Melicope madagascariensis

Scientific classification
- Kingdom: Plantae
- Clade: Tracheophytes
- Clade: Angiosperms
- Clade: Eudicots
- Clade: Rosids
- Order: Sapindales
- Family: Rutaceae
- Genus: Melicope
- Species: M. madagascariensis
- Binomial name: Melicope madagascariensis (Baker) T.G.Hartley
- Synonyms: Ampacus celastracea (Baker) Kuntze Ampacus madagascariensis (Baker) Kuntze Euodia bojeriana Baill. Euodia celastracea Baker Euodia madagascariensis Baker

= Melicope madagascariensis =

- Genus: Melicope
- Species: madagascariensis
- Authority: (Baker) T.G.Hartley
- Synonyms: Ampacus celastracea (Baker) Kuntze, Ampacus madagascariensis (Baker) Kuntze, Euodia bojeriana Baill., Euodia celastracea Baker, Euodia madagascariensis Baker

Species of plant

Melicope madagascariensis is a species of plant in the family Rutaceae. It is endemic to Madagascar and is used as a medical plant.

== Taxonomy ==
The species was firstly described as Euodia madagascariensis by Baker in 1882. Hartley in 2001 re-classified the species as M. madagascariensis, as part of his major revision of integrating all Euodia, Evodia and Melicope into Melicope, especially all Euodia in Madagascar and the Mascarene Islands.

== Description ==
It reaches heights of 10-20 m, flowers from November to January and fruits around March to June. Its pollen is of sub-spheroidal shape, with an average polar length of 18 μm, a tricolporate aperture with a foveolate–reticulate sculpture.

== Medicinal usage ==
Locally, it is used as an exhilarating agent and as laxatives, and in formulations for the treatment of liver, kidney and stomach disorders, bronchitis and mumps. Ethanol extraction studies identified furoquinoline alkaloids and methoxyflavones from its stem barks, including compounds such as heliparvifoline with weak anti-malarial property, and skimmianine with moderate cytotoxicity to colon cancer cell lines.
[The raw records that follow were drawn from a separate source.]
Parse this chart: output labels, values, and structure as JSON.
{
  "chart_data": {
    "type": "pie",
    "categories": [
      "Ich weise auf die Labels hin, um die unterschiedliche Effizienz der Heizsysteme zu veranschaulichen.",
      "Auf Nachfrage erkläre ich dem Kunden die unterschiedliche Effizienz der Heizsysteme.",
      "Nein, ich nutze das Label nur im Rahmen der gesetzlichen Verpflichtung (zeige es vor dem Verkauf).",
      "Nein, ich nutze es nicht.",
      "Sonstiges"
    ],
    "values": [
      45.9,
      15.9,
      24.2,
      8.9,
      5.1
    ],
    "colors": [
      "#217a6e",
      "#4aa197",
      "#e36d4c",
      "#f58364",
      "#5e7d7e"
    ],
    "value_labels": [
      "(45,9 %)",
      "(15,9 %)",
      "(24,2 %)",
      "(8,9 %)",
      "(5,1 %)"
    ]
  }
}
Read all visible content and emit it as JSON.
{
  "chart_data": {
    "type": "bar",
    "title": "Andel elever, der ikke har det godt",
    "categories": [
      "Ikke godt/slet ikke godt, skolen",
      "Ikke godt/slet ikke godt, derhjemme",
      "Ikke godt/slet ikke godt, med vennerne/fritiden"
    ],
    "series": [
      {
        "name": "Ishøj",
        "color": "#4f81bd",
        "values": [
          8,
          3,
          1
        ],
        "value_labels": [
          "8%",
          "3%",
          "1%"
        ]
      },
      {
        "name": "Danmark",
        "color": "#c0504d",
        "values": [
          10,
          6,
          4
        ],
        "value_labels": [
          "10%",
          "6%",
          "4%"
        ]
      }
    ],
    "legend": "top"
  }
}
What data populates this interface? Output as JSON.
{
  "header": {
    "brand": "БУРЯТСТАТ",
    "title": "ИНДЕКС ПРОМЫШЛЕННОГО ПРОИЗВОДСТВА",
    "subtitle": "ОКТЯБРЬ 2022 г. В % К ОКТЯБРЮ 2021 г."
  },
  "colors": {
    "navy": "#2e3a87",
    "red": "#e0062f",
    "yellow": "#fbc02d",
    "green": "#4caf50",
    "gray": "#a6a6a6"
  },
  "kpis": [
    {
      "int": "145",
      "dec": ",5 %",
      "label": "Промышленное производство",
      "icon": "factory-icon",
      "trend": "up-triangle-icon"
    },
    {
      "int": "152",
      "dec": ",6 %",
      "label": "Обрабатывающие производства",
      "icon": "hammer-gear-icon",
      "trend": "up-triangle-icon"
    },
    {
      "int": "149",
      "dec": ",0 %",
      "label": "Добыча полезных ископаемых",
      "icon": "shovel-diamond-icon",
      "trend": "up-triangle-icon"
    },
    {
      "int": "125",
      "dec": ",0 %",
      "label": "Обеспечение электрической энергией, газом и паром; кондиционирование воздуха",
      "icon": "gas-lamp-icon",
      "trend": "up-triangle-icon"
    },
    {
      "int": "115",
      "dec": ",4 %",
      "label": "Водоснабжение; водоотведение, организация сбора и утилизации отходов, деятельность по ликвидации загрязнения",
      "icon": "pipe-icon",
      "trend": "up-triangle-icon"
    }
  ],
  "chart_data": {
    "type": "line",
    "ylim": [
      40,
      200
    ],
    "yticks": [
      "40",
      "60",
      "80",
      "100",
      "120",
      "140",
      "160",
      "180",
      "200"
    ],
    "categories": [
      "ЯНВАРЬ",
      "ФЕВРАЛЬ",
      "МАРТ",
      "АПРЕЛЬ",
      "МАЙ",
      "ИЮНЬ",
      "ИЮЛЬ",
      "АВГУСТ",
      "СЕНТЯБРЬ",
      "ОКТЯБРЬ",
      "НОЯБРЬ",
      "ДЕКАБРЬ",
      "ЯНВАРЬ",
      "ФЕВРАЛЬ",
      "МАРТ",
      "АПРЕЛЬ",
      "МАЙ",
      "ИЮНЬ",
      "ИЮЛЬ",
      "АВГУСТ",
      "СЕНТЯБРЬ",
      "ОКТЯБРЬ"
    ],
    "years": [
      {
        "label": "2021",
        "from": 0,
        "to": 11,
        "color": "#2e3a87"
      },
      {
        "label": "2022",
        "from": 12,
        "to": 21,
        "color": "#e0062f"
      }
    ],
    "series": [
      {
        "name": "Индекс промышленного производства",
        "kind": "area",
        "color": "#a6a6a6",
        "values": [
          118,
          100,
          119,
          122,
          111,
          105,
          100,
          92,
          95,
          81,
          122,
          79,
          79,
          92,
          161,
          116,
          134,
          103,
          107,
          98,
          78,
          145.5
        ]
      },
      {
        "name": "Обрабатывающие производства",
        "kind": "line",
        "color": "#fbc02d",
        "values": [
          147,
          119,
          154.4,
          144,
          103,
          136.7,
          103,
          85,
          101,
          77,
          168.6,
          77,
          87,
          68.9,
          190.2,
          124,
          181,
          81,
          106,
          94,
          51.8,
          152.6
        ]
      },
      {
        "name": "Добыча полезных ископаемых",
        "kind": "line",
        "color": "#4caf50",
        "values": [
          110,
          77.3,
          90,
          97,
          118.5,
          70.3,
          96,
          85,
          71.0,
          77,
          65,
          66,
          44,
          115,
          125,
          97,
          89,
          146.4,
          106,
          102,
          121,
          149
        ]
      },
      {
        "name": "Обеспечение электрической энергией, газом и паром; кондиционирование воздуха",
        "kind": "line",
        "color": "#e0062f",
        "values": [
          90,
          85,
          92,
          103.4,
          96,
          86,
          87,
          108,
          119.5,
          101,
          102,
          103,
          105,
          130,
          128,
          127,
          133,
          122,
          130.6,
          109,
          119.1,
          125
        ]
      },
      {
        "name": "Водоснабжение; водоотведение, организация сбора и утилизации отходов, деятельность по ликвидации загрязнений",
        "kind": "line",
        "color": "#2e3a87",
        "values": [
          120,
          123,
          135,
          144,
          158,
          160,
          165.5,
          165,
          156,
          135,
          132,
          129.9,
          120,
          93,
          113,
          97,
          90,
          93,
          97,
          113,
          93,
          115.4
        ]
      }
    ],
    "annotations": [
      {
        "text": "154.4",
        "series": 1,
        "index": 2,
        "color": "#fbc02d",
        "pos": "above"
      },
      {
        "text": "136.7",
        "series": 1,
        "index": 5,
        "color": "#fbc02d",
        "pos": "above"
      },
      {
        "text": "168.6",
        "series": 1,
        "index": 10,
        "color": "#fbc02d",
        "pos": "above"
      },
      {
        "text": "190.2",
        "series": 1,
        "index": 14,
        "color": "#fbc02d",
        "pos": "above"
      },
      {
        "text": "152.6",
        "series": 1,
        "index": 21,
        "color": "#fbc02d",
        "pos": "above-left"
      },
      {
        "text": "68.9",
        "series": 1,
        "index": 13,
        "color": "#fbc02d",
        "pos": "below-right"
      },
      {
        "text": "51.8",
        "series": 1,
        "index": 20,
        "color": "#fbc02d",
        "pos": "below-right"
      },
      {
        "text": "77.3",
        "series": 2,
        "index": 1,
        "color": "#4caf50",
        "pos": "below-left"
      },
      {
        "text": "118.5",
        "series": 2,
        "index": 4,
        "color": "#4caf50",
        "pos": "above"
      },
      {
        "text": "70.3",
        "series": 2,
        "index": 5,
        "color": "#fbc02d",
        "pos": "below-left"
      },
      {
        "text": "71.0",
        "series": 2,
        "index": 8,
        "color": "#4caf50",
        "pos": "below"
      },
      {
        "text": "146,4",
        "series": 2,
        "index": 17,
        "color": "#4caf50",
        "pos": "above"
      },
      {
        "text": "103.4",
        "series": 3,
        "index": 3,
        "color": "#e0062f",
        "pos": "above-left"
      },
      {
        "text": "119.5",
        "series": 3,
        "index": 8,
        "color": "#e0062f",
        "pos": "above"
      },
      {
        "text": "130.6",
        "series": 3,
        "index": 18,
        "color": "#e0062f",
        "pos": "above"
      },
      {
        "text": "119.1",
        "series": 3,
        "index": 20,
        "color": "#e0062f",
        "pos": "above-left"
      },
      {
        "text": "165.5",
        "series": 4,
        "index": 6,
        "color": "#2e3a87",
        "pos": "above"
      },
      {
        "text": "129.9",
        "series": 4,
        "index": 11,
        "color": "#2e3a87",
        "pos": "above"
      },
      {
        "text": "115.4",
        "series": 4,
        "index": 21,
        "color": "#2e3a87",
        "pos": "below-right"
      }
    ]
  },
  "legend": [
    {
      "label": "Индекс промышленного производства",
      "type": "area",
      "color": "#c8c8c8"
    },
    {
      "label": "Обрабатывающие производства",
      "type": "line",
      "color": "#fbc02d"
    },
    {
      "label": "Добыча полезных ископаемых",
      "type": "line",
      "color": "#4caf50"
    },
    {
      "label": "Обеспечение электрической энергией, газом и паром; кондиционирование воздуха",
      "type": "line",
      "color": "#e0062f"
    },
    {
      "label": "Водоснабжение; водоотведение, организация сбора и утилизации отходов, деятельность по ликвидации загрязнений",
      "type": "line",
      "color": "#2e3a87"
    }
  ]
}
Its essential oil was extracted from its fruit through hydro-distillation, with main constituents identified include ocimene, methyl chavicol, and cadinene, with the oil showcased inhibitory activity to common bacterial and fungal pathogens.

== Phylogeny ==
M. madagascariensis, along with other Melicope species in Madagascar and the Mascarene Islands, came from the Lepta clade in the Acronychia–Melicope group, originated from 6.2–14.1 Ma, with the Madagascar–Mascarene group appeared around 1.7–4.4 Ma.